Understanding the Concept of Short Selling in the Stock Market

Understanding the Concept of Short Selling in the Stock Market

The first time I watched Oliver Stone’s movie Wall Street 2, I was confused by something: Josh Brolin’s company, Churchill Schwartz, made a ton of money when the stock price of the company Shia LaBeouf’s character works for, Kellar Zabel (KZI), dramatically dropped. How does someone get rich when stock prices go down?

Here’s how shorting a stock works:
There were many factors in the movie, but the basic answer is that Schwartz was “shorting” Kellar Zabel’s stock. What does that mean? Let’s break it down:

1. You think company KZI is going to do poorly in the near future. Maybe it’s a trend you’ve noticed, a new CEO you don’t trust, or just a gut feeling. Normally, when you believe in a company, you go “long” on a stock. But if you don’t have faith, you decide to “short” it.

2. You arrange with a broker to sell a certain number of shares at the current market price. For example, you sell 1,000 shares at $100 each, totaling $100,000.

3. In a short sale, there’s a set period you have to repay the broker the same number of shares they sold for you.

4. If your hunch was right and KZI’s price drops to $25 per share, you then buy back the 1,000 shares at $25 each, totaling $25,000.

5. You just made $75,000 (before fees and taxes).

Gambling on the future:
That sounds great, but there’s a catch. If the price had gone up to $300 per share, you’d have to buy back the shares for $300,000, meaning you’d lose $200,000. Ouch!

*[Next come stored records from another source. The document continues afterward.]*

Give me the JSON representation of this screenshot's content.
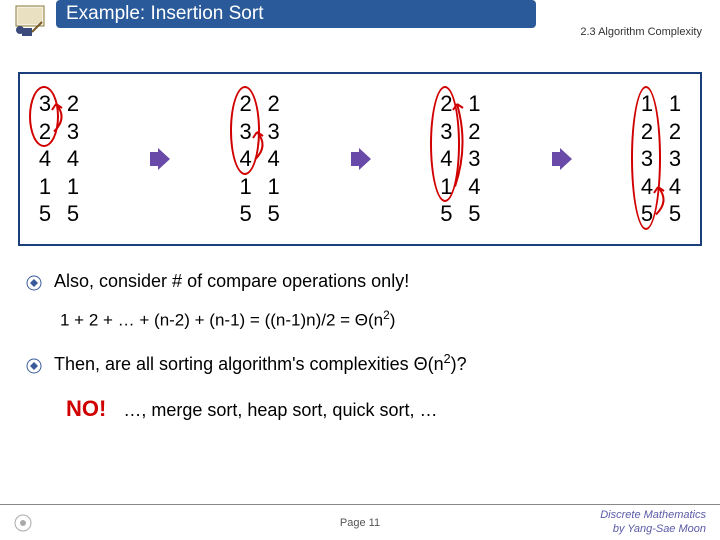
{
  "header": {
    "title": "Example: Insertion Sort",
    "chapter": "2.3 Algorithm Complexity"
  },
  "steps": [
    {
      "left": [
        "3",
        "2",
        "4",
        "1",
        "5"
      ],
      "right": [
        "2",
        "3",
        "4",
        "1",
        "5"
      ],
      "circleTop": 0,
      "circleSpan": 2,
      "arcTop": 0,
      "arcBottom": 1
    },
    {
      "left": [
        "2",
        "3",
        "4",
        "1",
        "5"
      ],
      "right": [
        "2",
        "3",
        "4",
        "1",
        "5"
      ],
      "circleTop": 0,
      "circleSpan": 3,
      "arcTop": 1,
      "arcBottom": 2
    },
    {
      "left": [
        "2",
        "3",
        "4",
        "1",
        "5"
      ],
      "right": [
        "1",
        "2",
        "3",
        "4",
        "5"
      ],
      "circleTop": 0,
      "circleSpan": 4,
      "arcTop": 0,
      "arcBottom": 3
    },
    {
      "left": [
        "1",
        "2",
        "3",
        "4",
        "5"
      ],
      "right": [
        "1",
        "2",
        "3",
        "4",
        "5"
      ],
      "circleTop": 0,
      "circleSpan": 5,
      "arcTop": 3,
      "arcBottom": 4
    }
  ],
  "body": {
    "bullet1": "Also, consider # of compare operations only!",
    "formula_pre": "1 + 2 + … + (n-2) + (n-1) = ((n-1)n)/2 = Θ(n",
    "formula_sup": "2",
    "formula_post": ")",
    "bullet2_pre": "Then, are all sorting algorithm's complexities Θ(n",
    "bullet2_sup": "2",
    "bullet2_post": ")?",
    "no": "NO!",
    "no_rest": "…, merge sort, heap sort, quick sort, …"
  },
  "footer": {
    "page": "Page 11",
    "credit1": "Discrete Mathematics",
    "credit2": "by Yang-Sae Moon"
  }
}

Unless you can predict the future or have some insider information, shorting a stock is like gambling because you’re betting on what might happen. Many experts say this differs from traditional investing, as most people invest with the hope that companies will do well and their stock prices will rise. Just like with any complex investment strategy, never use a tactic you don’t fully understand.

Movie trivia:
Though Wall Street 2 is fictional, it’s inspired by real events from the Great Recession in the late 2000s. Kellar Zabel represents Bear Stearns, which collapsed in 2008 and was acquired by JP Morgan Chase. Churchill Schwartz is a mix of Goldman Sachs and JP Morgan Chase. The movie even includes scenes like kids “blowing bubbles” (hinting at economic bubbles) and a shot of the building where Bernie Madoff committed his Ponzi scheme.

Have you ever thought about shorting a stock? How do these strategies fit into your investment portfolio?